Friday, October 4, 2013

Money Can’t Buy Happiness; It Can’t Even Buy MLB Championships


If you look at payroll numbers and compare them to what teams made the playoffs, you’ll find very little congruence between winning and size of payroll – at least this year.  The Yankees of course have the mother of all payrolls – at almost $229 million, three and a half times that of the Pirates – and ended up with a mediocre .525 winning percentage and no playoff berth.

Sure, Boston, the LA Dodgers and Detroit, all with hefty payrolls, made the playoffs.  But so did Cleveland, Oakland, Pittsburgh and Tampa Bay, who respectively rank 21, 26, 27 and 28 in payroll among the 30 MLB teams.  (There’s Billy Beane again.) The remaining teams in the playoffs, St. Louis, Cincinnati and Atlanta, are all in the middle third of the payroll rankings, respectively ranking 11, 13 and 18.  Five playoff teams are in the top half of the payroll rankings; five are in the bottom half.

Among the top 10 largest payrolls in major league baseball, Philadelphia, the LA Angels, the Chicago White Sox and Toronto all had losing records, and the poor White Sox had a winning percentage of only .389, close to the worst in baseball.

It’s not so much that spending less increases your chances of having a winning team, it’s that the amount you spend seems to have no bearing at all on how well you do.  There must be some other factor.

People who know more about baseball than I may be able to explain to me why teams win, but it’s at least clear that payroll is not a particularly good indicator.  

Meanwhile, the Buccos are 1 and 1 with St. Louis and headed for home for the next two games (where they usually do much better).  The chance is still there for the Pirates to show in spectacular fashion how money doesn’t matter.



2013 MLB Payrolls*

New York Yankees $228,995,945
Los Angeles Dodgers $216,302,909
Philadelphia $159,578,214
Boston $158,967,286
Detroit $149,046,844
San Francisco $142,180,333
Los Angeles Angels $142,165,250
Texas $127,197,575
Chicago White Sox $124,065,277
Toronto $118,244,039
St.
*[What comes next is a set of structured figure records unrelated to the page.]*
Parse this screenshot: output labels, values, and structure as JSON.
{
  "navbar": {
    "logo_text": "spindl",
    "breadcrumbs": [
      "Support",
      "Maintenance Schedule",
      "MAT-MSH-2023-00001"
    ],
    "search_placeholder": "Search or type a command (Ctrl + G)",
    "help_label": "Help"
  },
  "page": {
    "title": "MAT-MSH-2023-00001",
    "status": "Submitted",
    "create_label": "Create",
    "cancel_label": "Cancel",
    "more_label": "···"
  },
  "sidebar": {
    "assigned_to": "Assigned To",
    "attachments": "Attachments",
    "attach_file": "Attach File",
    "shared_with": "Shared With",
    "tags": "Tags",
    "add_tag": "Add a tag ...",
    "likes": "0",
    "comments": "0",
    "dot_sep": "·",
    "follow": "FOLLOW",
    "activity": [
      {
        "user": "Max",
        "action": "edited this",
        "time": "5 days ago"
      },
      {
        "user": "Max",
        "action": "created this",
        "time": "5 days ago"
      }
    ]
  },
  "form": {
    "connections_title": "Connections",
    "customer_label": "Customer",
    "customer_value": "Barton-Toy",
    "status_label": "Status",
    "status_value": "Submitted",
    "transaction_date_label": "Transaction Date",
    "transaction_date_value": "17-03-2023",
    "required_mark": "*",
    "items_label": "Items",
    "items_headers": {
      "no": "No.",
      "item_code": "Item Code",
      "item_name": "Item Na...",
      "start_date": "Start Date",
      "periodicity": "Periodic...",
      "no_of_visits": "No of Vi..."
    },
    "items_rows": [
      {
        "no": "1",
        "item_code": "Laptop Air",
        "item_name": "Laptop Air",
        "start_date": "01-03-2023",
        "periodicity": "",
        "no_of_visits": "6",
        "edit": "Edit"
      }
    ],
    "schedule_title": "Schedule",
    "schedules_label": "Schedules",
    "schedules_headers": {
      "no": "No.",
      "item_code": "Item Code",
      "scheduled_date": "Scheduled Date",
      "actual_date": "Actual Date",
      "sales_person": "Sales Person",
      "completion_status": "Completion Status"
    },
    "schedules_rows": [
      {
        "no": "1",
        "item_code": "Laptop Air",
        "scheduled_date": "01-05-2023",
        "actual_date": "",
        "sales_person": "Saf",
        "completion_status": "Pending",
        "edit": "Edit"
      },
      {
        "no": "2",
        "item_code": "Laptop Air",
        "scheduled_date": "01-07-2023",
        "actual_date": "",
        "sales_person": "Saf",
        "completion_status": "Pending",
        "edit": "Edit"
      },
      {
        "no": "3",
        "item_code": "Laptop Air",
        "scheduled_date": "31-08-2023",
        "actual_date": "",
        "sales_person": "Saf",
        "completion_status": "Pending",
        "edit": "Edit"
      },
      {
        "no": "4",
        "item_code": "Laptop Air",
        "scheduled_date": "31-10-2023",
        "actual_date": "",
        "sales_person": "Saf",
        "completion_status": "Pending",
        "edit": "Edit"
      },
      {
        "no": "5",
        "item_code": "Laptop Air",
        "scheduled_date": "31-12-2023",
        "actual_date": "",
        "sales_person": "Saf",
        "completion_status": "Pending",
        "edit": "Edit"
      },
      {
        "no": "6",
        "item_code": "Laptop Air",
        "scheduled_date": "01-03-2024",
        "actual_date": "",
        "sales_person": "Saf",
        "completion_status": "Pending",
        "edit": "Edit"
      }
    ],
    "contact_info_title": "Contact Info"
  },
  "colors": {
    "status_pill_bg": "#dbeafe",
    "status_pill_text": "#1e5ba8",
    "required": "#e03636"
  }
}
Louis $116,702,085
Washington $112,431,770
Cincinnati $110,565,728
Chicago Cubs $104,150,726
Baltimore $91,793,333
Milwaukee $91,003,366
Arizona $90,158,500
Atlanta $89,288,193
New York Mets $88,877,033
Seattle $84,295,952
Cleveland $82,517,300
Kansas City $80,491,725
Minnesota $75,562,500
Colorado $75,449,071
San Diego $71,689,900
Oakland $68,577,000
Pittsburgh $66,289,524
Tampa Bay $57,030,272
Miami $39,621,900
Houston $24,328,538

*From Deadspin.com

































2 comments:

James R said...

I'd like to offer a dialectic: Money can buy happiness, but only up to about $60,000 a year. But more on topic: Money can buy championships. However, as you might expect, there are other factors involved.

First of all, I want to point out I have done absolutely no evidential research. This is purely philosophical reasoning, or, as others would say, total bullshit. But I suspect there is no better correlation down through the years than comparing money allocated to the team and team outcome. (OK, there is some evidence: the Yankees are the winningest team in any major sport.)

Consider money not as something profane, but as medium of exchange. Money is how we value concern or effort or what we feel is important. Some cities may value music or fair housing or bridges, and allocate money there; some value baseball more highly and wish to allocate their resources there. And some cities have more resources.

Of course this implies the wise use of money. Money could be spent on gathering great cricket players or dancers or in designing distinctive uniforms in the belief that these win baseball championships, but that would be wasting money. (Again, I have no evidence, this is just reasoning.)

I'm assuming that if teams are unwise in their spending, this will be revealed, and they will spend some of it on educating themselves on what they should be spending it on. (There's Billy Beane again.)

There is the possibility that baseball's economic market is so inefficient that even placing a huge value on a championship still will not bring it about. With the limitations of draft contracts and revenue sharing, there definitely is some inefficiency, but I think in the long run, those who value baseball most highly and vote with their wallets will win championships.

I hope money matters. I hope we have efficient markets that recognize all costs and values and that allocating our resources wisely matters. And yet I realized the game may still be a matter of a lucky gnat's eyelash.

Big Myk said...

Sigh. I suppose that you are correct. I have hardly done an analysis of all teams in all sports in all times thoughout the world. I was really just talking about this year.

I read one article that said that the winning teams this year did it one of two ways: either they spend a lot for their talent, or they've built a roster from several years of high draft picks who are just now coming into their own. The Pirates fall into the latter category. But then the article says, Billy Beane did it his own way. Oakland A's: 2013 Team Again Proves That Billy Beane Is the Best GM in Baseball.

But, if in fact money buys championships, this year's baseball season is an outlier. Which goes to show that nothing is certain in this crazy world and that the Mysterium Tremendum can still play its hand.